How to diversify the mannequin’s antiquated image

It’s not just what mannequins are made of that’s the issue, it’s also how they’re made to look. The standardised mannequin form — slender, tall, able-bodied, often exemplifying all the beauty ideals long perpetuated by the fashion industry — is also in need of an overhaul. Over the past decade, a number of brands, Nike among them, have addressed this lack, offering displays of mannequins that more readily reflect those buying their clothes. However, these gestures can feel tokenistic: only in store for a limited period of time, rather than illustrative of any deep, structural change. Other options, like the iDummy, which can mechanically change shape, seem like an interesting route forwards, but aren’t yet used widely.

It’s an area of progress that writer, speaker and advocate for disability and design Sinéad Burke is keenly invested in. Last year, as part of an exhibition for the National Museum of Scotland’s Body Beautiful exhibition, her body was cast in order to create the world’s first little-person mannequin. “Being able to witness and experience every stage of the process, I thought my first sighting of the mannequin would be casual — but the awe I felt caught me by surprise,” she tells Vogue. “I hadn’t seen a 360-degree representation of myself or someone who looked like me ever before. I just couldn’t stop thinking about the impact it might have on others, particularly those who are younger, who might just assume that such inclusion has always existed.”

Burke has been a passionate and articulate activist for change within the fashion industry over the past few years. “I view diversity through a prism.
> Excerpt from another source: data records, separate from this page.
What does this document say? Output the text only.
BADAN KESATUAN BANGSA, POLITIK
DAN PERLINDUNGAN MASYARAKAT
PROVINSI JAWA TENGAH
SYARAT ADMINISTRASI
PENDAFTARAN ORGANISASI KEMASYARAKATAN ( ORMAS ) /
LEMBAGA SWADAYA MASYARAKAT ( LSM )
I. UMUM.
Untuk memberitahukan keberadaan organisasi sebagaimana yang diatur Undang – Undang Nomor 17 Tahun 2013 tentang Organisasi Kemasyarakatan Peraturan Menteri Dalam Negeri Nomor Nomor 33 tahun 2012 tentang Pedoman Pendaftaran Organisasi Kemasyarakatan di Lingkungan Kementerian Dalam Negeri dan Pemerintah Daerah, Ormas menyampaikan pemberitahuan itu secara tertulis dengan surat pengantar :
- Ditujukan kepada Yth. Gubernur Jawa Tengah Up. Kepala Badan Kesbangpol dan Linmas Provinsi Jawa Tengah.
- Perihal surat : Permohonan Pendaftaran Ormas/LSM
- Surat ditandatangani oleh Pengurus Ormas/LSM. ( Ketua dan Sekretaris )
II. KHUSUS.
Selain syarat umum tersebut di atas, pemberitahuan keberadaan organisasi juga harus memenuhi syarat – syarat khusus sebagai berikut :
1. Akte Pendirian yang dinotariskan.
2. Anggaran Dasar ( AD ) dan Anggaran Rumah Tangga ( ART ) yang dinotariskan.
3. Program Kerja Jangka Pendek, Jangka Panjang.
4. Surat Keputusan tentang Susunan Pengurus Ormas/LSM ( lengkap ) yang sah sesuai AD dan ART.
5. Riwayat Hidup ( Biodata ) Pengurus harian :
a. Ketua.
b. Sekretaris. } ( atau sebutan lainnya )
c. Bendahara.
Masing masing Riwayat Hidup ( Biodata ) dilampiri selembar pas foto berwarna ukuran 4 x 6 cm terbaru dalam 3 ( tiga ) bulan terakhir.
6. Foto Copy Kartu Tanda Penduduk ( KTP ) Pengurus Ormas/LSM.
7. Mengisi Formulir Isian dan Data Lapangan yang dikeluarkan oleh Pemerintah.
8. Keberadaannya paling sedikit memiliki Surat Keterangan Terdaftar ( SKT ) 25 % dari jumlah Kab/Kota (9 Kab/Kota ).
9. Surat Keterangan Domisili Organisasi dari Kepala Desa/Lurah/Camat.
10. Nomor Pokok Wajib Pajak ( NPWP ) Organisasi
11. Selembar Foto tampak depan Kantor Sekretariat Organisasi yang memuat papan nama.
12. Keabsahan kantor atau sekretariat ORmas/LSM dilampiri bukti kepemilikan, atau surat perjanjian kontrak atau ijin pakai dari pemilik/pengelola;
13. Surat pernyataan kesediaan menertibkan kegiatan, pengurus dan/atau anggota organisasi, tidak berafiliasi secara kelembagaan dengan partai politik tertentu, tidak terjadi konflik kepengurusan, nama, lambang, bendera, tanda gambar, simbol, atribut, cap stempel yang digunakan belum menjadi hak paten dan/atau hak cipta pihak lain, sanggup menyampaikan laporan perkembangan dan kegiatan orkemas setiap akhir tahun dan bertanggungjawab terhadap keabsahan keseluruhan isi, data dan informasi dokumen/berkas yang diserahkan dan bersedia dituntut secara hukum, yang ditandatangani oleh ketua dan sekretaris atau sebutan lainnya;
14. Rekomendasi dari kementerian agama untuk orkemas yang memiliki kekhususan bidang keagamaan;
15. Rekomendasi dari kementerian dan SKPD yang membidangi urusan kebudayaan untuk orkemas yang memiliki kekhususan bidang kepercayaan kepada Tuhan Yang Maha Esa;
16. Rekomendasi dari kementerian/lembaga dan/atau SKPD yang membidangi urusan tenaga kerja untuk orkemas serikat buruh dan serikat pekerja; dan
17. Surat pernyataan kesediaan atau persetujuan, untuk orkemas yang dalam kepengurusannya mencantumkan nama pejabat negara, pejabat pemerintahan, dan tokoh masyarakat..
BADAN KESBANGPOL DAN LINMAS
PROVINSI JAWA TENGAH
I see it as a vehicle of education, innovation and creativity,” she says. “By mobilising diversity as the starting point for any design process, rather than something which only occurs within a legal framework towards the ends of a system, it creates an opportunity to design for all, simply by focusing on the experience and expertise of the minority group. For so long our exclusion has been explicit, even if it wasn’t intentional. Our inclusion has to be deliberate.”
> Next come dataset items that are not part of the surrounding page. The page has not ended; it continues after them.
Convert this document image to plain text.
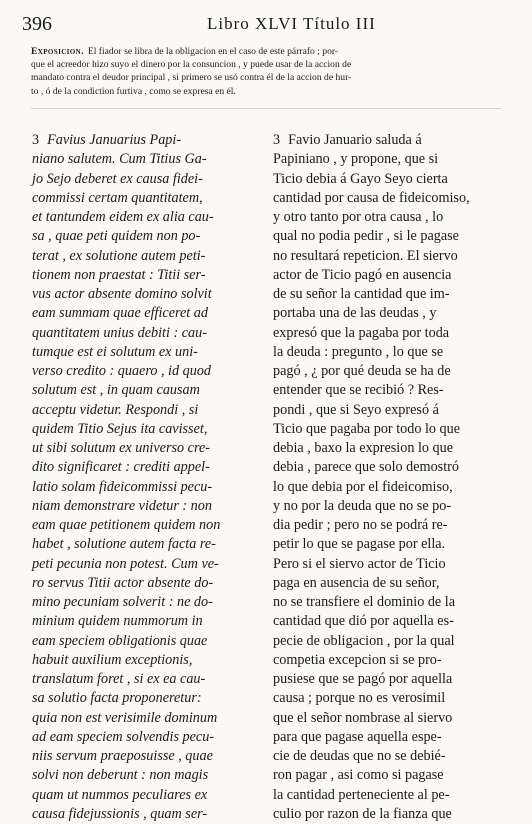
396	Libro XLVI Título III
Exposicion. El fiador se libra de la obligacion en el caso de este párrafo ; por-
que el acreedor hizo suyo el dinero por la consuncion , y puede usar de la accion de
mandato contra el deudor principal , si primero se usó contra él de la accion de hur-
to , ó de la condiction furtiva , como se expresa en él.
3 Favius Januarius Papi-
niano salutem. Cum Titius Ga-
jo Sejo deberet ex causa fidei-
commissi certam quantitatem,
et tantundem eidem ex alia cau-
sa , quae peti quidem non po-
terat , ex solutione autem peti-
tionem non praestat : Titii ser-
vus actor absente domino solvit
eam summam quae efficeret ad
quantitatem unius debiti : cau-
tumque est ei solutum ex uni-
verso credito : quaero , id quod
solutum est , in quam causam
acceptu videtur. Respondi , si
quidem Titio Sejus ita cavisset,
ut sibi solutum ex universo cre-
dito significaret : crediti appel-
latio solam fideicommissi pecu-
niam demonstrare videtur : non
eam quae petitionem quidem non
habet , solutione autem facta re-
peti pecunia non potest. Cum ve-
ro servus Titii actor absente do-
mino pecuniam solverit : ne do-
minium quidem nummorum in
eam speciem obligationis quae
habuit auxilium exceptionis,
translatum foret , si ex ea cau-
sa solutio facta proponeretur:
quia non est verisimile dominum
ad eam speciem solvendis pecu-
niis servum praeposuisse , quae
solvi non deberunt : non magis
quam ut nummos peculiares ex
causa fidejussionis , quam ser-
3 Favio Januario saluda á
Papiniano , y propone, que si
Ticio debia á Gayo Seyo cierta
cantidad por causa de fideicomiso,
y otro tanto por otra causa , lo
qual no podia pedir , si le pagase
no resultará repeticion. El siervo
actor de Ticio pagó en ausencia
de su señor la cantidad que im-
portaba una de las deudas , y
expresó que la pagaba por toda
la deuda : pregunto , lo que se
pagó , ¿ por qué deuda se ha de
entender que se recibió ? Res-
pondi , que si Seyo expresó á
Ticio que pagaba por todo lo que
debia , baxo la expresion lo que
debia , parece que solo demostró
lo que debia por el fideicomiso,
y no por la deuda que no se po-
dia pedir ; pero no se podrá re-
petir lo que se pagase por ella.
Pero si el siervo actor de Ticio
paga en ausencia de su señor,
no se transfiere el dominio de la
cantidad que dió por aquella es-
pecie de obligacion , por la qual
competia excepcion si se pro-
pusiese que se pagó por aquella
causa ; porque no es verosimil
que el señor nombrase al siervo
para que pagase aquella espe-
cie de deudas que no se debié-
ron pagar , asi como si pagase
la cantidad perteneciente al pe-
culio por razon de la fianza que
Although rooted in the physical world, these concerns aren’t exclusive to it

If recent digital fashion weeks — and several magazine covers this year — are anything to go by, technology offers new potential for the future of the mannequin and other representations of the human form.

For art and design duo Auroboros, blurring the line between model and mannequin isn’t just a question of commercial ease. Instead, it presents a great opportunity for innovation. They have been working on a purely digital clothing collection, which they describe as “accessible, digital-only prêt-à-porter, free of all material constraints, meaning no gender or size issue, nor the negative impacts of physical mass production.” These virtual clothes come complete with what they term Biomimicry digital display mannequins. “The mannequins can, similarly to the clothes, be designed in limitless forms,” Paula Sello and Alissa Aulbekova, the creators behind Auroboros, tell me. “The beauty of the virtual sphere is both utopian creation and also representing those human forms that may have previously had limited visibility in the rest of the fashion industry.”
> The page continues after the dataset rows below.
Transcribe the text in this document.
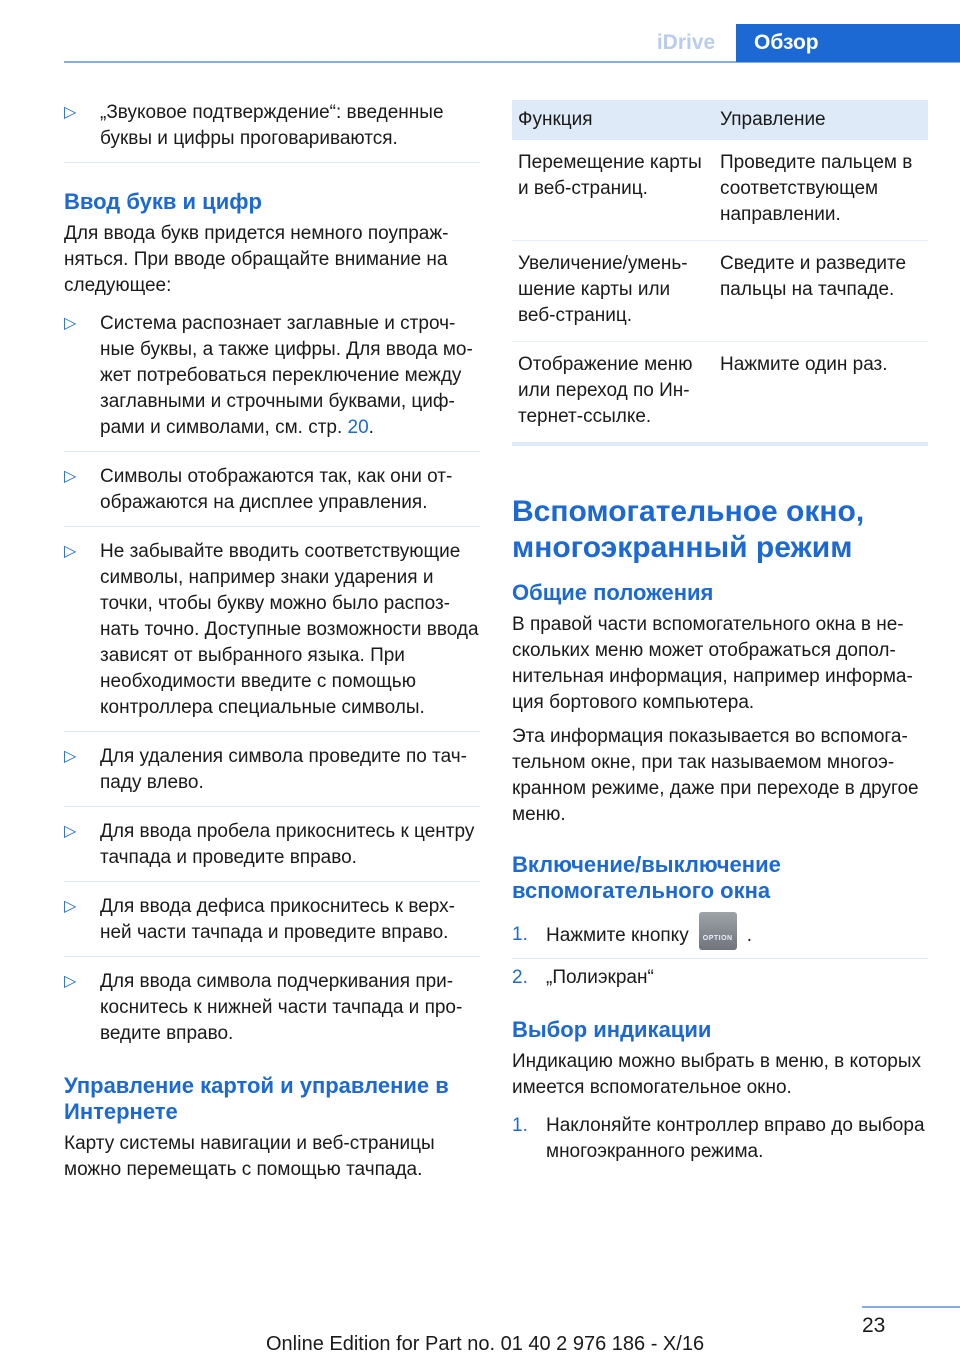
iDrive	Обзор
▷ „Звуковое подтверждение“: введенные буквы и цифры проговариваются.
Ввод букв и цифр

Для ввода букв придется немного поупражняться. При вводе обращайте внимание на следующее:

▷ Система распознает заглавные и строчные буквы, а также цифры. Для ввода может потребоваться переключение между заглавными и строчными буквами, цифрами и символами, см. стр. 20.
▷ Символы отображаются так, как они отображаются на дисплее управления.
▷ Не забывайте вводить соответствующие символы, например знаки ударения и точки, чтобы букву можно было распознать точно. Доступные возможности ввода зависят от выбранного языка. При необходимости введите с помощью контроллера специальные символы.
▷ Для удаления символа проведите по тачпаду влево.
▷ Для ввода пробела прикоснитесь к центру тачпада и проведите вправо.
▷ Для ввода дефиса прикоснитесь к верхней части тачпада и проведите вправо.
▷ Для ввода символа подчеркивания прикоснитесь к нижней части тачпада и проведите вправо.
Управление картой и управление в Интернете

Карту системы навигации и веб-страницы можно перемещать с помощью тачпада.

Функция	Управление
Перемещение карты и веб-страниц.	Проведите пальцем в соответствующем направлении.
Увеличение/уменьшение карты или веб-страниц.	Сведите и разведите пальцы на тачпаде.
Отображение меню или переход по Интернет-ссылке.	Нажмите один раз.
Вспомогательное окно, многоэкранный режим
Общие положения

В правой части вспомогательного окна в нескольких меню может отображаться дополнительная информация, например информация бортового компьютера.

Эта информация показывается во вспомогательном окне, при так называемом многоэкранном режиме, даже при переходе в другое меню.

Включение/выключение вспомогательного окна
1. Нажмите кнопку	OPTION .
2. „Полиэкран“
Выбор индикации

Индикацию можно выбрать в меню, в которых имеется вспомогательное окно.

1. Наклоняйте контроллер вправо до выбора многоэкранного режима.
23
Online Edition for Part no. 01 40 2 976 186 - X/16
Tangible or virtual, old-school or cutting-edge, it’s clear the future of the mannequin is one in which the question of how we display and consume clothes is paramount. This is a question with huge creative potential and complicated social and ethical dimensions, requiring great consideration of what our default ideals look like, and what we want to see in shop windows, on screens and in museums. Hopefully, with this current, renewed interest in what mannequins can offer, these questions will carry on being asked — maybe with some interesting answers along the way.